Fast forward to Brexit. Again, the process of democracy gives everyone a voice irrespective of whether or not they are “intelligent” or whether or not they have understood the issues. I know I am on dangerous ground here but I am questioning whether simply giving everyone the right to voice their opinion is intelligent? Donald Trump is sufficiently intelligent to know that people can be easily manipulated. People will either make their mind up based on what they read, hear, see and in the case of Trump, that simply means he needs to ensure that what they read, hear and see supports his ideology. Quite easily done when you are one of the richest men in the country with a media empire. Failing that, people decide either based on their gut or through some form of objective analysis. In all cases, I’m not surprised that the outcome is No to Lisbon, No to Europe and Yes to Trump.
1 man, 1 vote?
At the moment, I am in the process of advising and/or setting up three new cooperative companies. As part of that exercise, we need to write the statutes which will explain how we will function and take decisions. It’s a fascinating exercise. As part of that, I have been reading a lot of different statutes already published and one of the key questions is what will entitle the shareholders (cooperators) to be able to vote. In general, all of them have chosen to be cooperatives, as opposed to various forms of “limited responsibility” companies, as they would like to involve the community in the decision making process, not just because it is democratic, but because it is a great way of engaging peoples support. In some cases they want 1 man 1 vote but in others, they would like “proportional representation” where the power of your vote reflects the number of “shares” or “parts sociale” you own. In this case, money talks. The more I invest, the more weight my vote has. This is what generally applies in non-cooperative companies. I haven’t yet found a system which enables you to vote based on your IQ level. In other words, no system seems to use “intelligence” as a criteria.

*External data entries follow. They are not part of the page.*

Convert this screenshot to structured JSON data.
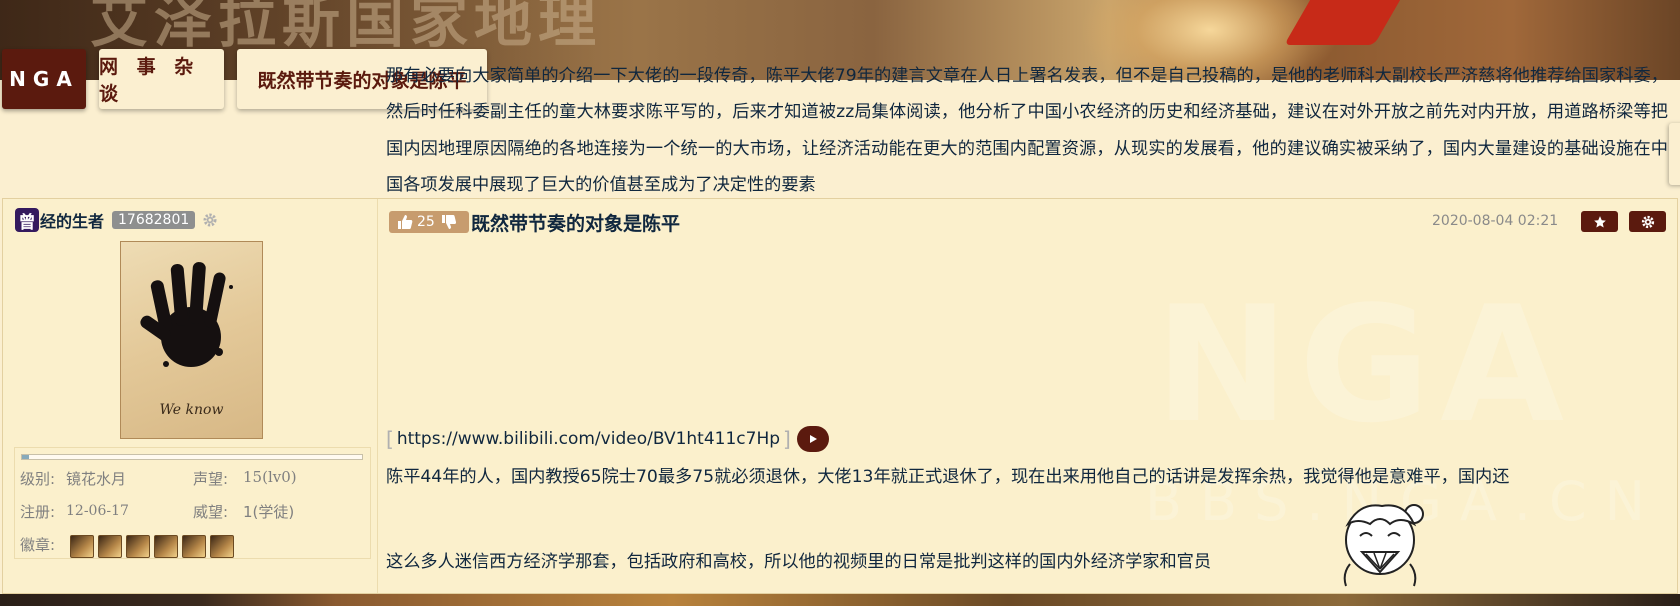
{
  "banner": {
    "background_title": "艾泽拉斯国家地理"
  },
  "nav": {
    "logo": "NGA",
    "forum": "网 事 杂 谈",
    "thread": "既然带节奏的对象是陈平"
  },
  "user": {
    "badge": "曾",
    "name": "经的生者",
    "uid": "17682801",
    "avatar_caption": "We know",
    "progress": 0.02,
    "level_label": "级别:",
    "level_value": "镜花水月",
    "reputation_label": "声望:",
    "reputation_value": "15(lv0)",
    "register_label": "注册:",
    "register_value": "12-06-17",
    "prestige_label": "威望:",
    "prestige_value": "1(学徒)",
    "medals_label": "徽章:",
    "medal_count": 6
  },
  "post": {
    "likes": "25",
    "title": "既然带节奏的对象是陈平",
    "date": "2020-08-04 02:21",
    "paragraph1": "那有必要向大家简单的介绍一下大佬的一段传奇，陈平大佬79年的建言文章在人日上署名发表，但不是自己投稿的，是他的老师科大副校长严济慈将他推荐给国家科委，然后时任科委副主任的童大林要求陈平写的，后来才知道被zz局集体阅读，他分析了中国小农经济的历史和经济基础，建议在对外开放之前先对内开放，用道路桥梁等把国内因地理原因隔绝的各地连接为一个统一的大市场，让经济活动能在更大的范围内配置资源，从现实的发展看，他的建议确实被采纳了，国内大量建设的基础设施在中国各项发展中展现了巨大的价值甚至成为了决定性的要素",
    "link_open": "[",
    "link_url": "https://www.bilibili.com/video/BV1ht411c7Hp",
    "link_close": "]",
    "paragraph2": "陈平44年的人，国内教授65院士70最多75就必须退休，大佬13年就正式退休了，现在出来用他自己的话讲是发挥余热，我觉得他是意难平，国内还",
    "paragraph3": "这么多人迷信西方经济学那套，包括政府和高校，所以他的视频里的日常是批判这样的国内外经济学家和官员"
  },
  "colors": {
    "brown": "#5b1a0e",
    "page_bg": "#fbefd0",
    "text": "#10273e",
    "like_pill": "#c79c6e",
    "uid_badge": "#8e8f8f"
  }
}
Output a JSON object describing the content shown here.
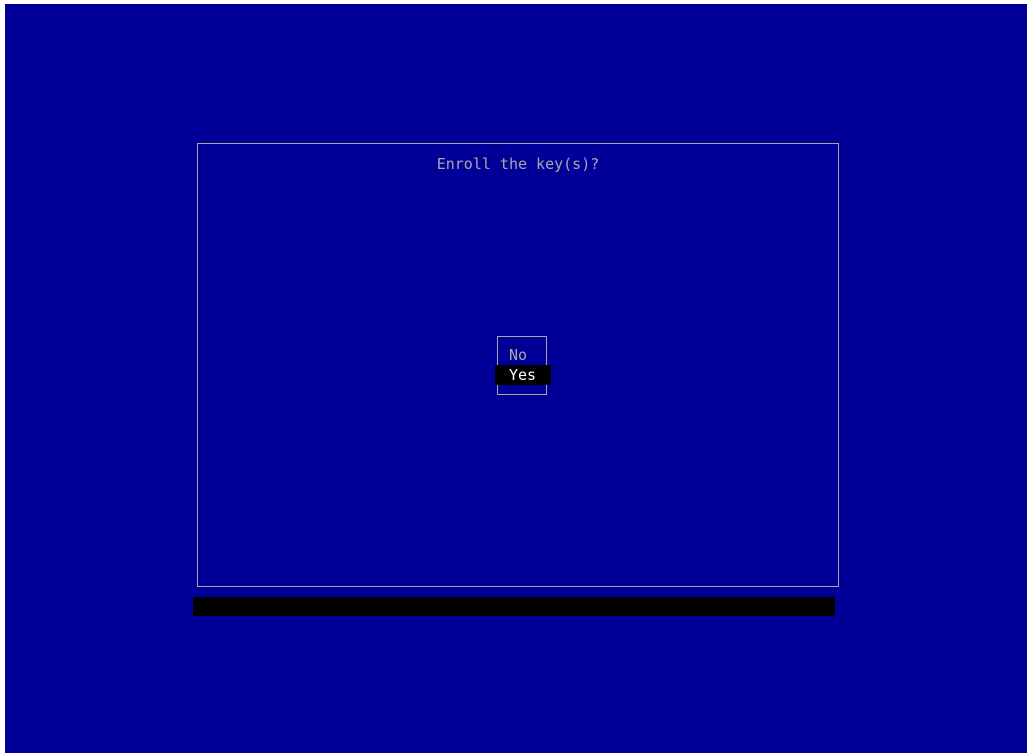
{
  "dialog": {
    "title": "Enroll the key(s)?"
  },
  "menu": {
    "items": [
      {
        "label": "No",
        "selected": false
      },
      {
        "label": "Yes",
        "selected": true
      }
    ]
  },
  "colors": {
    "background": "#000099",
    "border": "#a8a8a8",
    "text": "#a8a8a8",
    "highlight_bg": "#000000",
    "highlight_text": "#ffffff",
    "status_bar": "#000000"
  }
}
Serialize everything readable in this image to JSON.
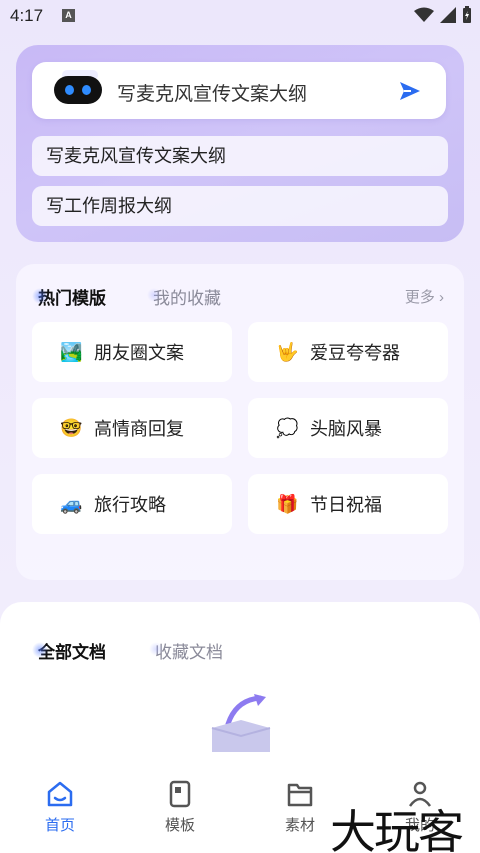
{
  "status_bar": {
    "time": "4:17",
    "indicator": "A"
  },
  "ai_card": {
    "input_text": "写麦克风宣传文案大纲",
    "suggestions": [
      "写麦克风宣传文案大纲",
      "写工作周报大纲"
    ]
  },
  "templates": {
    "tabs": [
      "热门模版",
      "我的收藏"
    ],
    "more_label": "更多 ›",
    "items": [
      {
        "icon": "🏞️",
        "label": "朋友圈文案"
      },
      {
        "icon": "🤟",
        "label": "爱豆夸夸器"
      },
      {
        "icon": "🤓",
        "label": "高情商回复"
      },
      {
        "icon": "💭",
        "label": "头脑风暴"
      },
      {
        "icon": "🚙",
        "label": "旅行攻略"
      },
      {
        "icon": "🎁",
        "label": "节日祝福"
      }
    ]
  },
  "documents": {
    "tabs": [
      "全部文档",
      "收藏文档"
    ]
  },
  "bottom_nav": {
    "items": [
      {
        "label": "首页",
        "icon": "home-icon"
      },
      {
        "label": "模板",
        "icon": "template-icon"
      },
      {
        "label": "素材",
        "icon": "folder-icon"
      },
      {
        "label": "我的",
        "icon": "user-icon"
      }
    ],
    "active_color": "#2b6cf0"
  },
  "watermark": "大玩客",
  "colors": {
    "accent": "#2b6cf0",
    "card_purple": "#c8b9f6"
  }
}
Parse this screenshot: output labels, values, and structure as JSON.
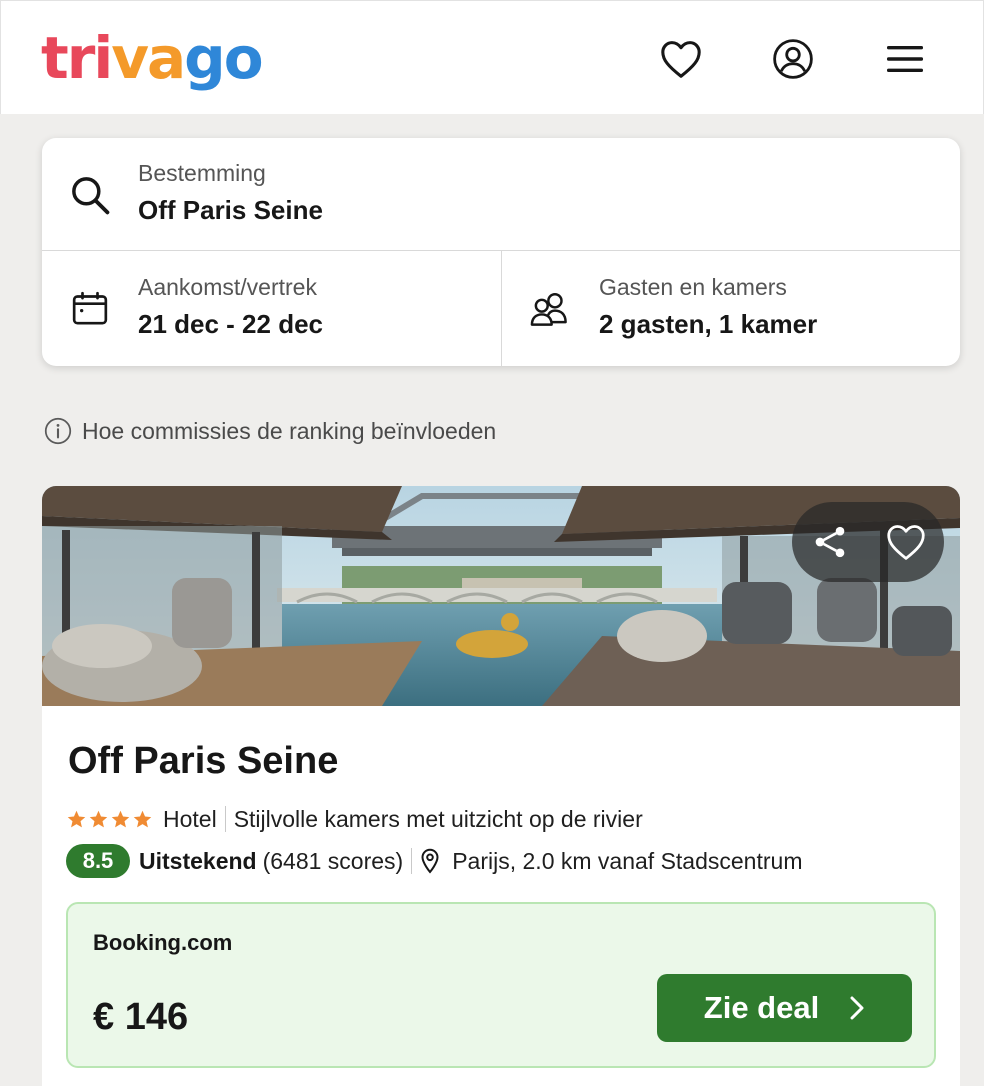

Keep trying until you get the right answer?
It seems that Scotland will now run a second referendum on whether or not to stay as part of the UK. The first time they were asked, they had understood that if they voted to stay in the UK, that by default they would remain in the EU and of course this is no longer the case. There was a good blog published by the LSE on why voters tend to change their minds the second time around. It happened in Ireland. It happened in Denmark and I suspect it would also happen in the UK and Scotland if we were to ask them again, particularly in light of the fact that Farage and Boris would probably be away on holiday….
Were people stupid the first time around and intelligent the second time or was it the reverse? My conclusion is that democracy is not a form of collective intelligence and that politics generally isn’t very intelligent.
For collective intelligence to work and perhaps for democracy to modernize, we should:
- Inform people without influencing or manipulating them. We have become incapable of simply providing information. This blog is an example as I’m not informing, I’m sharing an opinion but at least I’m not trying to influence voters….
- Distinguish between those who will be significantly impacted by a decision and those who will not. In the case of Brexit, the older people who voted yes will be less impacted by their decision than the young people who voted No. There is a major weakness in the system. If we only asked people under 40 or if we gave them 2 votes rather than 1, the outcome would have been very different. There is a great book called leading from the emerging future which explains why we should take decisions based on what we would like the future to be rather than what has happened in the past.
Recent events in Turkey are yet another example of why democracy needs updating and I suspect we will feel even more strongly about this after the US elections at the end of the year.